On opening night at Knight Theater Tuesday, Morton as Hedwig referenced HB2 – and Morton agrees with the sentiment. “Hedwig says a good thing, which is if you live in a house with a toilet, a restroom, whatever you want to call it, it’s gender neutral,” Morton says.
The show isn’t about gender identity at its core: It’s about a search and struggle that translates no matter your sexual orientation or gender identity.
“Hedwig asks, ‘How do we get love back if we don’t get it from our parents?’ If you don’t get that kind of love, how do you find it?” adds Morton. “She doesn’t march on stage and demand transgender rights. That’s what makes her interesting.”

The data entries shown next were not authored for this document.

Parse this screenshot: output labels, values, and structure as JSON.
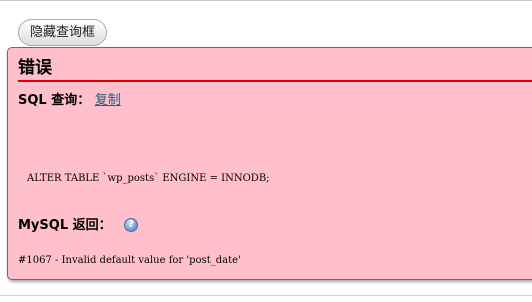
{
  "toggle_button": {
    "label": "隐藏查询框"
  },
  "error_panel": {
    "heading": "错误",
    "sql_query_label": "SQL 查询：",
    "copy_link": "复制",
    "sql_code": "ALTER TABLE `wp_posts` ENGINE = INNODB;",
    "mysql_return_label": "MySQL 返回：",
    "help_icon": "help-icon",
    "help_glyph": "?",
    "error_message": "#1067 - Invalid default value for 'post_date'"
  },
  "colors": {
    "error_background": "#ffc0cb",
    "heading_rule": "#e00000",
    "link": "#235a81"
  }
}
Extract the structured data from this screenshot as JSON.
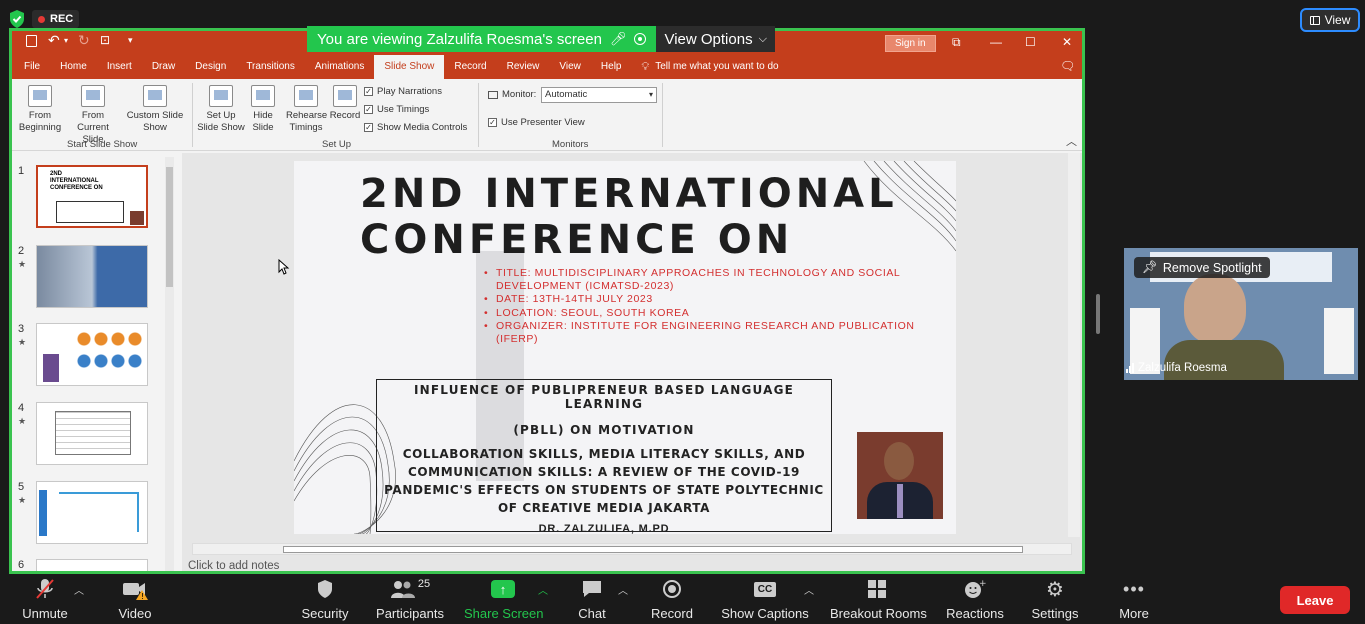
{
  "zoom": {
    "rec_label": "REC",
    "view_button": "View",
    "banner_text": "You are viewing Zalzulifa Roesma's screen",
    "view_options": "View Options"
  },
  "ppt": {
    "sign_in": "Sign in",
    "tabs": [
      "File",
      "Home",
      "Insert",
      "Draw",
      "Design",
      "Transitions",
      "Animations",
      "Slide Show",
      "Record",
      "Review",
      "View",
      "Help"
    ],
    "tell_me": "Tell me what you want to do",
    "ribbon": {
      "from_beginning": "From Beginning",
      "from_current": "From Current Slide",
      "custom_show": "Custom Slide Show",
      "group_start": "Start Slide Show",
      "set_up": "Set Up Slide Show",
      "hide_slide": "Hide Slide",
      "rehearse": "Rehearse Timings",
      "record": "Record",
      "play_narrations": "Play Narrations",
      "use_timings": "Use Timings",
      "show_media": "Show Media Controls",
      "group_setup": "Set Up",
      "monitor_label": "Monitor:",
      "monitor_value": "Automatic",
      "presenter_view": "Use Presenter View",
      "group_monitors": "Monitors"
    },
    "slide_numbers": [
      "1",
      "2",
      "3",
      "4",
      "5",
      "6"
    ],
    "notes_placeholder": "Click to add notes"
  },
  "slide": {
    "title_line1": "2ND INTERNATIONAL",
    "title_line2": "CONFERENCE ON",
    "bullets": [
      "TITLE:  MULTIDISCIPLINARY APPROACHES IN TECHNOLOGY AND SOCIAL DEVELOPMENT (ICMATSD-2023)",
      "DATE: 13TH-14TH JULY 2023",
      "LOCATION: SEOUL, SOUTH KOREA",
      "ORGANIZER: INSTITUTE FOR ENGINEERING RESEARCH AND PUBLICATION (IFERP)"
    ],
    "box_line1": "INFLUENCE OF PUBLIPRENEUR BASED LANGUAGE LEARNING",
    "box_line2": "(PBLL) ON MOTIVATION",
    "box_line3": "COLLABORATION SKILLS, MEDIA LITERACY SKILLS, AND COMMUNICATION SKILLS: A REVIEW OF THE COVID-19 PANDEMIC'S EFFECTS ON STUDENTS OF STATE POLYTECHNIC OF CREATIVE MEDIA JAKARTA",
    "author": "DR. ZALZULIFA, M.PD",
    "thumb1_title": "2ND INTERNATIONAL CONFERENCE ON"
  },
  "video": {
    "spotlight": "Remove Spotlight",
    "name": "Zalzulifa Roesma"
  },
  "toolbar": {
    "unmute": "Unmute",
    "video": "Video",
    "security": "Security",
    "participants": "Participants",
    "participants_count": "25",
    "share_screen": "Share Screen",
    "chat": "Chat",
    "record": "Record",
    "captions": "Show Captions",
    "breakout": "Breakout Rooms",
    "reactions": "Reactions",
    "settings": "Settings",
    "more": "More",
    "leave": "Leave",
    "accent": "#23c64d",
    "leave_color": "#e02828"
  }
}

Hedwig, formerly a young East German boy named Hansel, has undergone a botched sex-change operation in order to marry an American soldier and vacate the Eastern Bloc. The result gave her band, and the show, its name.
“This wasn’t a choice she made. It was a choice forced on her by her boyfriend and her mother,” adds Morton. “Would Hansel have become a woman if it weren’t for that situation? We don’t know.”
Despite her origins, she’s come to represent a marginalized community, and her story humanizes the people at the center of the debate.
“That’s how I’ve been describing it,” adds Morton. “As the humanization of people who are different.”
What makes “Hedwig” different now, says Morton, is that, as a touring show, it’s not necessarily catering to the converted.
“I feel like the luckiest person to play Hedwig, because I’m not doing it in one of those safe spaces,” he says of New York. “Here ‘Hedwig’ is the safe space. We’re going places that may not have that kind of (acceptance). It draws a crowd that’s alternative, but in many places it also draws the subscription audience.”
Hedwig and the Angry Inch
WHEN: 7:30 p.m. Wednesday and Thursday, 8 p.m. Friday, 2 and 8 p.m. Saturday, and 1:30 and 7 p.m. Sunday
WHERE: Knight Theater, 430 S. Tryon St.